By the time she came to Mayo Clinic's Rochester campus in 2011, Jonica Lincoln had a case of ulcerative colitis so bad that it was not only affecting her quality of life, but also who she was as a person. "I would put on a brave face and smile and do all of the things that I needed to do as a mom and as a person, but on the inside, I was suffering daily," she tells us.
Jonica says that while she was familiar with Mayo Clinic, she'd never seriously considered making an appointment, because her symptoms "weren’t that bad." But after seven years of living with the condition, that started to change. Jonica asked her local physician for a referral. Three weeks and a seven-hour drive later, she was in Rochester for the first of three surgeries that would give her a "new and improved digestive system."
Though it's been about four years since her last procedure, Jonica recently sent a heart-felt letter to her surgeon, David Larson, M.D. She wanted to let him know that she's still healthy, and using her newfound health to make a difference in her local community. "I want to thank you and your nurses and the rest of your staff for giving me my life back," she writes. "I have been so healthy and happy since my surgeries. I have done things I never dreamed I could. I have shared my Mayo story with so many people, and I am getting ready to have my big chance to give back to the medical community."
Jonica's "big chance" came on Jan. 4, 2016, when she passed her National Council Licensure Examination, officially marking the beginning of her new career as a licensed nurse. And she did it, she tells us, because she was "so inspired" by the nurses who cared for her at Mayo Clinic. "My nurses were so amazing and thorough and compassionate," she says. "I had one nurse named Kathy whose bedside manner was so peaceful and positive. She always had a very calming effect on me as a patient, regardless of what I was going through at the time. I was very inspired to be like her."

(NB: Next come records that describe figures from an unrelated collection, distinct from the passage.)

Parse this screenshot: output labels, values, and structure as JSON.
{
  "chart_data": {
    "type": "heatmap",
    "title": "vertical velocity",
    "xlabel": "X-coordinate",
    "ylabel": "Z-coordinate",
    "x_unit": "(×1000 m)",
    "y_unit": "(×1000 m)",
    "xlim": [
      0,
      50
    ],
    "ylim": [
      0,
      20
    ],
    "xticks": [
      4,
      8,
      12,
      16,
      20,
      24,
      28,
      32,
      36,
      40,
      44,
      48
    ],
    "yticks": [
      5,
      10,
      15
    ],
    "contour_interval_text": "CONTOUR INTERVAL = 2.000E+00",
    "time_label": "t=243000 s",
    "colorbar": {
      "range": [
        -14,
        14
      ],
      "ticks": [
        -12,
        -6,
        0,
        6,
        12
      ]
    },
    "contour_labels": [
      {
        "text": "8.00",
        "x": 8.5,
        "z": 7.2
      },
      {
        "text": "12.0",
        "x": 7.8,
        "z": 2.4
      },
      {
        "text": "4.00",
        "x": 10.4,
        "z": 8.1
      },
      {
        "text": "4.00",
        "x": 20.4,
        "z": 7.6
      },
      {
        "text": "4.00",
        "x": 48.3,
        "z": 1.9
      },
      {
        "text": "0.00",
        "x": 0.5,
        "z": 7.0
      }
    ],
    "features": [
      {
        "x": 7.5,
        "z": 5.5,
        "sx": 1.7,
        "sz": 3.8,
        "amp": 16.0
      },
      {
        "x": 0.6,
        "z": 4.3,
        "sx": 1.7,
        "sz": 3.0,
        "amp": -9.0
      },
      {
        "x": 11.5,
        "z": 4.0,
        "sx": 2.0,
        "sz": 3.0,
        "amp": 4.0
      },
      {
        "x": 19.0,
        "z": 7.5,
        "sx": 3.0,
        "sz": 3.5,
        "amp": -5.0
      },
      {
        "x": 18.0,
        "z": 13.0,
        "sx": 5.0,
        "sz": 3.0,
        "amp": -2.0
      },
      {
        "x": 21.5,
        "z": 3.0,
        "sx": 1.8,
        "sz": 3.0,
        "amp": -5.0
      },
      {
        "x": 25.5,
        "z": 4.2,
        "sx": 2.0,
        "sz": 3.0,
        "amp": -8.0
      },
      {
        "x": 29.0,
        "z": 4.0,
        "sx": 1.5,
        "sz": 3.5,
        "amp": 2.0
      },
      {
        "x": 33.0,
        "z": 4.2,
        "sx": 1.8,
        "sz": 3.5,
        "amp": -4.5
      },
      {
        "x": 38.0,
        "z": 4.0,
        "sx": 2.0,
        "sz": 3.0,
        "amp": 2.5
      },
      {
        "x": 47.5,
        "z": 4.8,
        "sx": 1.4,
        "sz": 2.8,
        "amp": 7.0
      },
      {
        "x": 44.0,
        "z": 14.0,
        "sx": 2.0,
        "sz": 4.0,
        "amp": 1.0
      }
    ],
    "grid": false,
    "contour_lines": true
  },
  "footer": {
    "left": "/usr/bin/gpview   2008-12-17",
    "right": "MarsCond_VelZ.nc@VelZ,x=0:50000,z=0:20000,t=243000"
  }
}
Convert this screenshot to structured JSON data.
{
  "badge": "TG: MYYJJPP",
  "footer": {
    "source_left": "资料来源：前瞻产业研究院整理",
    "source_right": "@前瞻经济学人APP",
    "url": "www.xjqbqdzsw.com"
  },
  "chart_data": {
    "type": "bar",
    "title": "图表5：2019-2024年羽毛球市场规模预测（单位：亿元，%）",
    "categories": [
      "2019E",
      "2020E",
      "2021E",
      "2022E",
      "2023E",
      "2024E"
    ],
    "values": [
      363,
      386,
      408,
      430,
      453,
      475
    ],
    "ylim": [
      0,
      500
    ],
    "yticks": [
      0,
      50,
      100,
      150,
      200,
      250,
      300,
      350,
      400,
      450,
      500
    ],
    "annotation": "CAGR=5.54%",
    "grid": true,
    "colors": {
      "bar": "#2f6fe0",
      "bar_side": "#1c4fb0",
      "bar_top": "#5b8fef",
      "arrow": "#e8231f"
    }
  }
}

Jonica closed her letter to Dr. Larson by thanking him and "everyone else at Mayo Clinic" for their "dedication" to helping patients like her. "Your commitment to excellence in gastroenterology not only restored my health, it also inspired me to become a GI nurse," she writes. "I would imagine as a doctor, you are accustomed to seeing patients when they are sick and then expecting them to disappear when they are well. So, please know I am doing well. I am doing great things with my life, and I am very grateful for the work you did to help me."